I am feeling very grumpy about work.
Several of my group members graduated or finished their postdocs and left for jobs — some of them the best people I’ve ever worked with — and the remainder are virtually untrained folks who, I fear, won’t be nearly as good (definitely true now, and perhaps true forever). The situation really bums me out. I have money, but if the people I have aren’t able to pull off what I need them to, the money will be wasted with nothing to show for and I won’t be able to get more. The situation is really stressing me out.
I teach a graduate-level course and my students are typically at the top of the class. This year, not so much. I’m used to my students being among the best in the department. This crop is…not.
I could hire one or two more, but I am being conservative with money, because I am going on sabbatical, and need to cover some academic-year salary, as well as the summer. I have spent years throwing all my summer salary into students; I want to, for once, not have to stress over personal finances.
The department wants to nominate me for another award. I got a professorship (with discretionary money) last year and another university-level award (with discretionary money) three years ago. I feel it’s early for this new one, which is crazy competitive and for which I have another decade of eligibility… And for which I don’t think I am good enough to nominate right now.
I am battling again the questions of why I do the work, who cares, that this is all bullshit, that nobody really respects or values my contributions. I feel like I am running on fumes of deceit and any minute now someone is really, truly going to look at my record and realize all I have done is worthless crap; that I am worthless crap.
So I am temporarily burying my head in the town of BlueBalls BlueBell, Alabama, as I binge (for the second time in a row) on the supercute show “Hart of Dixie” on Netflix.

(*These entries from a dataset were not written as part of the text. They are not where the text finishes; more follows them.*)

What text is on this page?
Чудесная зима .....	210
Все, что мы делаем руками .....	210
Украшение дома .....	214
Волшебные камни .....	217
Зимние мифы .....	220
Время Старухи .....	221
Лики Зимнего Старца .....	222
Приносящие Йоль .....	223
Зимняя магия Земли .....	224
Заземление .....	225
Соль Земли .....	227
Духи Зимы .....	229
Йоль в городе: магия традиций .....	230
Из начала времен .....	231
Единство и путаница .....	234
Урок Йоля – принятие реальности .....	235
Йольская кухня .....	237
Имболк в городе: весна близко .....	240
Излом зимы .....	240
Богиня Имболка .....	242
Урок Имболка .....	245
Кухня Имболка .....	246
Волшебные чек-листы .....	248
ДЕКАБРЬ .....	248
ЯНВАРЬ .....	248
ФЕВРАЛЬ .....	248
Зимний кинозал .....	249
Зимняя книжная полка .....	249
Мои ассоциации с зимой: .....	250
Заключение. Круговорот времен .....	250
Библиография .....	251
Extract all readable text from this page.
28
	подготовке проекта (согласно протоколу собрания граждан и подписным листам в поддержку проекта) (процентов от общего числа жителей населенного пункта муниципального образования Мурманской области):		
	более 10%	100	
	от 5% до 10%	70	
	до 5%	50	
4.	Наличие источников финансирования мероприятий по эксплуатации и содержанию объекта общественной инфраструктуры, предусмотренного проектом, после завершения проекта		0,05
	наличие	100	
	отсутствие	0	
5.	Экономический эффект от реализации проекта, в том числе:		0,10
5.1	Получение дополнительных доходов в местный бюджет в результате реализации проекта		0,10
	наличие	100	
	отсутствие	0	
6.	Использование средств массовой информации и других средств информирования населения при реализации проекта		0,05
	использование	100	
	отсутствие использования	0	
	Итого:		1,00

What’s up with you, academic blogosphere? How’s October treating you?
That sounds both frustrating and hard to do anything about.
I’m a month into my new industry job. So far so good. The company is fairly disorganized which was expected but I didn’t expect that the nature of learning would change so much. I used to be able to pick up a book or papers when I wanted to understand, but now all the knowledge is buried in other peoples brains. It’s a challenge for an introvert.
My quarter is going well—it is Spring quarter that is my high-stress time, because of the grading load.
I’m on sabbatical and making good progress on my textbook revision. I’ve also gotten catalog copy written for the two new proposed minors (not my department, but replacing a program that I was in charge of that we’re asking to discontinue). I’ve got my parts orders in for my lab class next quarter and I’m scheduled to have only 2 lab sections of 48, rather than 5 of 20, which I had feared. Next week I’m going down to Santa Barbra to see my son act in a play.
Your question about “who cares” doesn’t seem consistent with “The department wants to nominate me for another award.” If no one in your department respected your work, they wouldn’t keep nominating you for awards.
I think you’re doing the right thing with allocating your funds to personal expenses rather than students. You NEED to take care of yourself first in order to be there for others, particularly now, when you’re feeling burned out and your current crop of trainees isn’t exactly what you need. I also think that the sabbatical will help a LOT with your burnout. A (relatively) long-term change of scenery often works wonders, so it sounds like perfect timing that this sabbatical coincides with a low point in your motivation.
Wait, you just got a named professorship and a college award, and the dept wants to nominate you for an even more prestigious award? Sounds like people do in fact value your work!
As for me? Well, it’s my first semester on the tenure-track, and I moved abroad for the job… So it’s all going about as well as expected (i.e., teaching is sucking up all of my time, everything is going slower than I want, particularly necessary research purchases, a research backlog is piling up, the apartment still isn’t 100% set up, and I’m beginning to think I am the only sane one of my colleagues… so yeah, about as expected).
This is almost exactly what I am going through now. Good students are graduating. I cannot find good new ones and I am used to having the best students in the department. I have enough money to hire one or two but I am too afraid to take on weaker students.
You’re getting accolades for days! Sometimes, a little recognition can bring the motivation back, and here’s to hoping that it helps!
Re: students leaving, I’ve taken to having a lab tech (I know, not as useful depending on the field), but this tech has served as an incredible bridge to getting new students up-to-date.